Youth in the Criminal Justice System
Dear Editor,
The criminal justice system is failing for young-adults in the United States. Excessive punishment impedes young Americans from becoming productive members of society. According to the National Conference of State Legislature (2018) nearly one-third of young adults have been arrested by age 25 and young adults, age 18-25, are the most likely age group to reoffend. Young Americans will be stuck in institutions that are not productive nor educational. Excess of laws and harsh mandatory minimum penalties, the U.S. imprisons young Americans at an astonishing rate. Compared with the juvenile criminal justice in Germany, the Unites States is far behind protecting our young adults. According to Richardson and Gill (2015) nearly 2.3 million people in prison overall, millennials make up approximately 38 percent of federal prison inmates, and more than half of all inmates in state prisons.
Brief History
The juvenile court system was created to rehabilitate young people and not to punish them. However, in the 1980s, the public view was that the juvenile court system was too lenient and that juvenile crimes were on the rise. In the 1990s, many states passed punitive laws, including mandatory sentencing and blanket transfers to adult courts for certain crimes (US National Library, 2013). For these reasons the punishment for the juveniles began to raise and create a disparity between the original goal that was rehabilitation towards punishment.
Case Studies
There are approximately 2,000 cases of juvenile that are living without parole, this is an insane number. That many individuals who are under age and will live for the rest of their lives inside a cage is something that may not happen in a country as the Unites States.
Roy Ayala was sentenced in California to serve life without the possibility of parole for a murder committed during the course of a robbery. He is Latino and was 17 at the time of the crime. He was then homeless and addicted to morphine. His dad beat him—sometimes to the point of unconsciousness. He had left home at 13 and “lived mostly on the streets.” As he puts it, “I was “searching for direction in the wrong crowd.” Now, at 26, he is “praying for a second chance to live my life back in society someday.”1 He has attempted suicide in the past. In prison, he writes poetry and reads a lot, but is otherwise idle all day. He receives no education or programming. He recently wrote the poem, featured on the facing page, about his life.

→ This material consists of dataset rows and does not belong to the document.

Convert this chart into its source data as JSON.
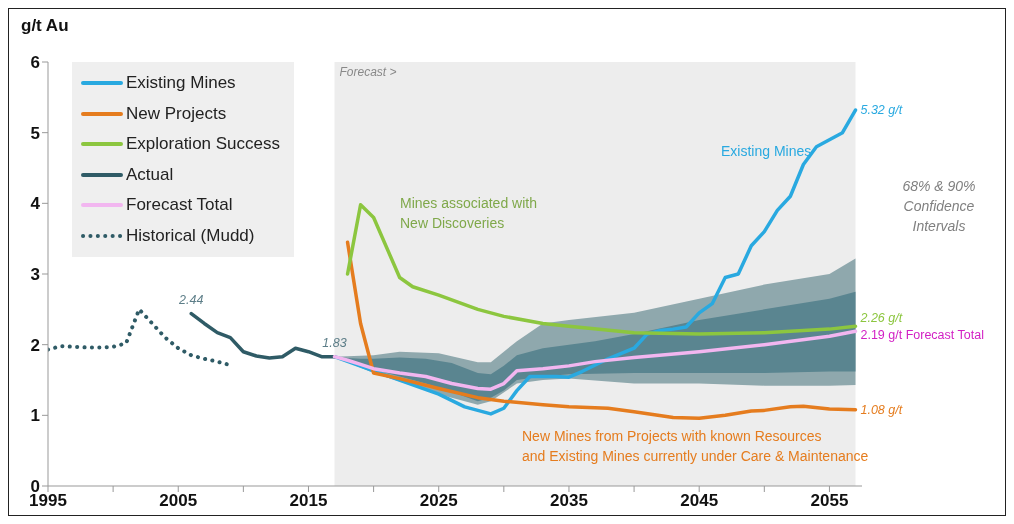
{
  "chart_data": {
    "type": "line",
    "ylabel": "g/t Au",
    "xlim": [
      1995,
      2057.5
    ],
    "xticks": [
      1995,
      {
        "value": 2000,
        "label": null
      },
      2005,
      {
        "value": 2010,
        "label": null
      },
      2015,
      {
        "value": 2020,
        "label": null
      },
      2025,
      {
        "value": 2030,
        "label": null
      },
      2035,
      {
        "value": 2040,
        "label": null
      },
      2045,
      {
        "value": 2050,
        "label": null
      },
      2055
    ],
    "ylim": [
      0,
      6
    ],
    "yticks": [
      0,
      1,
      2,
      3,
      4,
      5,
      6
    ],
    "legend": "top left",
    "marker": "none",
    "series": [
      {
        "type": "area",
        "color": "#8fa8ad",
        "x": [
          2017,
          2020,
          2022,
          2025,
          2028,
          2029,
          2031,
          2033,
          2035,
          2040,
          2045,
          2050,
          2055,
          2057
        ],
        "values": [
          null,
          null,
          null,
          null,
          null,
          null,
          null,
          null,
          null,
          null,
          null,
          null,
          null,
          null
        ],
        "lower": [
          1.83,
          1.6,
          1.48,
          1.3,
          1.15,
          1.2,
          1.45,
          1.5,
          1.52,
          1.45,
          1.45,
          1.42,
          1.42,
          1.43
        ],
        "upper": [
          1.83,
          1.85,
          1.9,
          1.88,
          1.75,
          1.75,
          2.05,
          2.3,
          2.35,
          2.45,
          2.65,
          2.85,
          3.0,
          3.22
        ]
      },
      {
        "name": "Existing Mines",
        "color": "#29a9e0",
        "x": [
          2017,
          2020,
          2025,
          2027,
          2029,
          2030,
          2031,
          2032,
          2034,
          2035,
          2036,
          2038,
          2040,
          2041,
          2042,
          2043,
          2044,
          2045,
          2046,
          2047,
          2048,
          2049,
          2050,
          2051,
          2052,
          2053,
          2054,
          2055,
          2056,
          2057
        ],
        "values": [
          1.83,
          1.63,
          1.3,
          1.12,
          1.02,
          1.1,
          1.35,
          1.55,
          1.55,
          1.54,
          1.62,
          1.8,
          1.95,
          2.15,
          2.2,
          2.22,
          2.25,
          2.45,
          2.58,
          2.95,
          3.0,
          3.4,
          3.6,
          3.9,
          4.1,
          4.55,
          4.8,
          4.9,
          5.0,
          5.32
        ]
      },
      {
        "name": "New Projects",
        "color": "#e57c1e",
        "x": [
          2018,
          2019,
          2020,
          2022,
          2025,
          2028,
          2030,
          2033,
          2035,
          2038,
          2040,
          2043,
          2045,
          2047,
          2049,
          2050,
          2052,
          2053,
          2055,
          2057
        ],
        "values": [
          3.45,
          2.3,
          1.6,
          1.52,
          1.38,
          1.25,
          1.2,
          1.15,
          1.12,
          1.1,
          1.05,
          0.97,
          0.96,
          1.0,
          1.06,
          1.07,
          1.12,
          1.13,
          1.09,
          1.08
        ]
      },
      {
        "name": "Exploration Success",
        "color": "#8cc63f",
        "x": [
          2018,
          2019,
          2020,
          2022,
          2023,
          2025,
          2028,
          2030,
          2033,
          2035,
          2040,
          2045,
          2050,
          2055,
          2057
        ],
        "values": [
          3.0,
          3.98,
          3.8,
          2.95,
          2.82,
          2.7,
          2.5,
          2.4,
          2.3,
          2.26,
          2.17,
          2.15,
          2.17,
          2.22,
          2.26
        ]
      },
      {
        "name": "Actual",
        "color": "#2f5b66",
        "x": [
          2006,
          2007,
          2008,
          2009,
          2010,
          2011,
          2012,
          2013,
          2014,
          2015,
          2016,
          2017
        ],
        "values": [
          2.44,
          2.3,
          2.17,
          2.1,
          1.9,
          1.84,
          1.81,
          1.83,
          1.95,
          1.9,
          1.83,
          1.83
        ]
      },
      {
        "name": "Forecast Total",
        "color": "#f2b6f0",
        "x": [
          2017,
          2018,
          2019,
          2020,
          2022,
          2024,
          2026,
          2028,
          2029,
          2030,
          2031,
          2033,
          2035,
          2037,
          2040,
          2045,
          2050,
          2055,
          2057
        ],
        "values": [
          1.83,
          1.78,
          1.72,
          1.66,
          1.6,
          1.55,
          1.45,
          1.38,
          1.37,
          1.45,
          1.63,
          1.66,
          1.7,
          1.76,
          1.82,
          1.9,
          2.0,
          2.12,
          2.19
        ],
        "lower": [
          1.83,
          1.75,
          1.7,
          1.65,
          1.55,
          1.45,
          1.33,
          1.2,
          1.25,
          1.35,
          1.5,
          1.55,
          1.58,
          1.59,
          1.6,
          1.6,
          1.6,
          1.62,
          1.62
        ],
        "upper": [
          1.83,
          1.81,
          1.8,
          1.8,
          1.82,
          1.8,
          1.74,
          1.6,
          1.58,
          1.7,
          1.85,
          1.95,
          2.0,
          2.05,
          2.15,
          2.35,
          2.5,
          2.65,
          2.75
        ]
      },
      {
        "name": "Historical (Mudd)",
        "color": "#2f5b66",
        "line_style": "dotted",
        "x": [
          1995,
          1996,
          1997,
          1998,
          1999,
          2000,
          2001,
          2002,
          2003,
          2004,
          2005,
          2006,
          2007,
          2008,
          2009
        ],
        "values": [
          1.93,
          1.98,
          1.97,
          1.96,
          1.96,
          1.97,
          2.02,
          2.5,
          2.3,
          2.1,
          1.95,
          1.85,
          1.8,
          1.76,
          1.71
        ]
      }
    ],
    "bands": [
      {
        "axis": "x",
        "from": 2017,
        "to": 2057,
        "label": "Forecast >",
        "color": "#ededed"
      }
    ],
    "annotations": [
      {
        "text": "2.44",
        "x": 2006,
        "y": 2.44
      },
      {
        "text": "1.83",
        "x": 2017,
        "y": 1.83
      },
      {
        "text": "5.32 g/t",
        "x": 2057,
        "y": 5.32
      },
      {
        "text": "2.26 g/t",
        "x": 2057,
        "y": 2.26
      },
      {
        "text": "2.19 g/t Forecast Total",
        "x": 2057,
        "y": 2.19
      },
      {
        "text": "1.08 g/t",
        "x": 2057,
        "y": 1.08
      },
      "Existing Mines",
      "Mines associated with\nNew Discoveries",
      "New Mines from Projects with known Resources\nand Existing Mines currently under Care & Maintenance",
      "68% & 90%\nConfidence\nIntervals"
    ]
  }
}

Sara Kruzan grew up in Riverside, California. She is bi-racial. She was raised by her mother, a Caucasian, who was addicted to drugs and abusive to Sara. Sara was placed in foster care as a teen. Sara has met her African-American father only three times in her life because he has been in prison serving time for serious felony convictions.
Since the age of 9, Sara has suffered from severe depression for which she has been hospitalized several times. She has attempted suicide on multiple occasions.
At age 11, Sara met a 31-year-old man named “G.G.” Soon after they met, G.G. molested Sara, and soon began grooming her to become a prostitute. At age 13, Sara began working as a prostitute for G.G. Sara had just turned 16 when she was convicted of killing G.G. Sara had never before been arrested. Sara says a friend of her then-boyfriend who was much older and a rival of G.G. was involved in the murder but never prosecuted. Sara was tried as an adult, and sentenced to the rest of her life in prison, even though the California Youth Authority (CYA) determined that she was “amenable to the training and treatment” they offered.
Evan Miller was a kid that lived in foster care with abusive parents that raped him. He tried to suicide several times as a child, but he failed. One time due to his frustration he killed his neighbor and he was sentenced to a life without parole.